Готовь дрова и запасай картошку[35].
Все это поэтично и красиво и волнует сердце, но в наших местах не властвуют ни английская зима Кеннета Грэма, ни северо-американская Уиллы Кэсер, ни украинская Бялика. И кроме нескольких социальных насекомых да еще, может быть, слепыша в его подземных погребах, никто не собирает здесь запасы на зиму. Наши зимние тревоги связаны, прежде всего, с нашим единственным водохранилищем — озером Кинерет. Мы без конца слушаем сообщения и прогнозы о его знаменитом «уровне воды», который — подобно некоторым людям — никогда не оставляет нас в покое. Ну, так какая сегодня высота воды в Кинерете? Что там с его уровнем — поднимается или опускается? Достаточно ли накопилось воды? Смогу ли я поливать свои цитрусовые летом?
Я помню, как думал об этом нашем отличии, когда читал книгу Карела Чапека «Год садовода». Чапек описывает там работу садовника в течение целого года, месяц за месяцем. Читая это описание, я испытывал зависть, но не писательскую, а именно садоводческую. Чапек почти не упоминает в своей книге тему воды и поливки. Там есть симпатичный рассказ о коварстве поливального шланга, но ни слова об экономии воды, потому что в Чехии осадки всякого рода выпадают во все сезоны года, тогда как мы здесь испытываем постоянный, ставший уже традицией страх нехватки дождей даже в современную эпоху капельного орошения и установок для опреснения морской воды. Впрочем, к большому моему стыду и сожалению, это относится не ко всем нам, потому что всегда можно увидеть какого-нибудь сукина сына, который льет ведро за ведром на свою машину или щедро поливает двор прямо из шланга.

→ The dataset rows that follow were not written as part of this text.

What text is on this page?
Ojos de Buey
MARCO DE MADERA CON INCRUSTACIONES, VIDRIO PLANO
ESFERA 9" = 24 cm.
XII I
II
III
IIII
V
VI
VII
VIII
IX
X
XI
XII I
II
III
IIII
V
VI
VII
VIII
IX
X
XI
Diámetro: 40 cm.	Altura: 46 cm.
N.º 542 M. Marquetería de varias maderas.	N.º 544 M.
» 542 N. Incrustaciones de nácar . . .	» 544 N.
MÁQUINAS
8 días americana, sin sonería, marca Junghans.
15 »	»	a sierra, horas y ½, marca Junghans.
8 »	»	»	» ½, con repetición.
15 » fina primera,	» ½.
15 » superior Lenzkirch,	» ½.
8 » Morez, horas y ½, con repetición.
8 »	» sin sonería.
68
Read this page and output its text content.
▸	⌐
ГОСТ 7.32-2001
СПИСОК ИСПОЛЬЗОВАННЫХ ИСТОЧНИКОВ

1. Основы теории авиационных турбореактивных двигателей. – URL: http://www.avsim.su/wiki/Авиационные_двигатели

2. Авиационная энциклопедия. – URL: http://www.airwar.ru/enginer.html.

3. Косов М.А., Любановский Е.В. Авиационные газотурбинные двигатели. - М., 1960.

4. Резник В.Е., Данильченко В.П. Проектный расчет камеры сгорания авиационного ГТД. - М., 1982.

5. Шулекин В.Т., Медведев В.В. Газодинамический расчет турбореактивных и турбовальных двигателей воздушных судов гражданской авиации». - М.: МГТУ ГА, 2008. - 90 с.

Но в большинстве своем граждане Израиля весьма чувствительны к нехватке воды, и даже тот, кто не религиозен, молится о даровании дождя. В молитвеннике есть даже официальная молитва о дожде, но она, увы, не всегда помогает. Это общеизвестно, общеогорчительно и происходит по двум причинам. Первая состоит в том, что среди нас уже недостаточно истинных людей веры — таких, с которыми Господь беседует и которым внимает, как Он делал это когда-то. А вторая причина заключается в том, что сочинили эту молитву не земледельцы, а раввины, и поэтому она основана на таких соображениях, которые не имеют отношения к делу и со стороны могут даже показаться странными. Взять хотя бы дату произнесения этой молитвы. Молиться в синагоге о даровании дождей положено на восьмой день еврейского праздника Суккот, или Кущей, когда евреи наконец покидают шалаши, в которых им предписано проводить семь предыдущих праздничных дней. Эти семь дней в шалашах приходятся на конец сентября — начало октября, когда вероятность выпадения дождя довольно велика. А покрытие шалашей по религиозному закону должно быть из веток, чтобы видны были звезды. Стало быть, имеется вероятность, что живущие в шалаше люди изрядно промокнут, тем более если они до этого усердно молились о дожде. Теперь понятно, почему раввины перенесли эту молитву на самый конец праздника, после его семи дней. Это было продиктовано не заботой о хорошем урожае, а страхом промокнуть в шалаше. Создателям молитвы семь сухих дней в шалаше были важнее потребностей сельского хозяйства. Одного этого достаточно, чтобы Бог понял, что возносящие Ему официальную молитву о дожде — люди несерьезные, потому что они больше заботятся о своих маленьких удобствах, чем о подлинных нуждах народа. А коли так, то и действенность такой молитвы становится весьма сомнительной.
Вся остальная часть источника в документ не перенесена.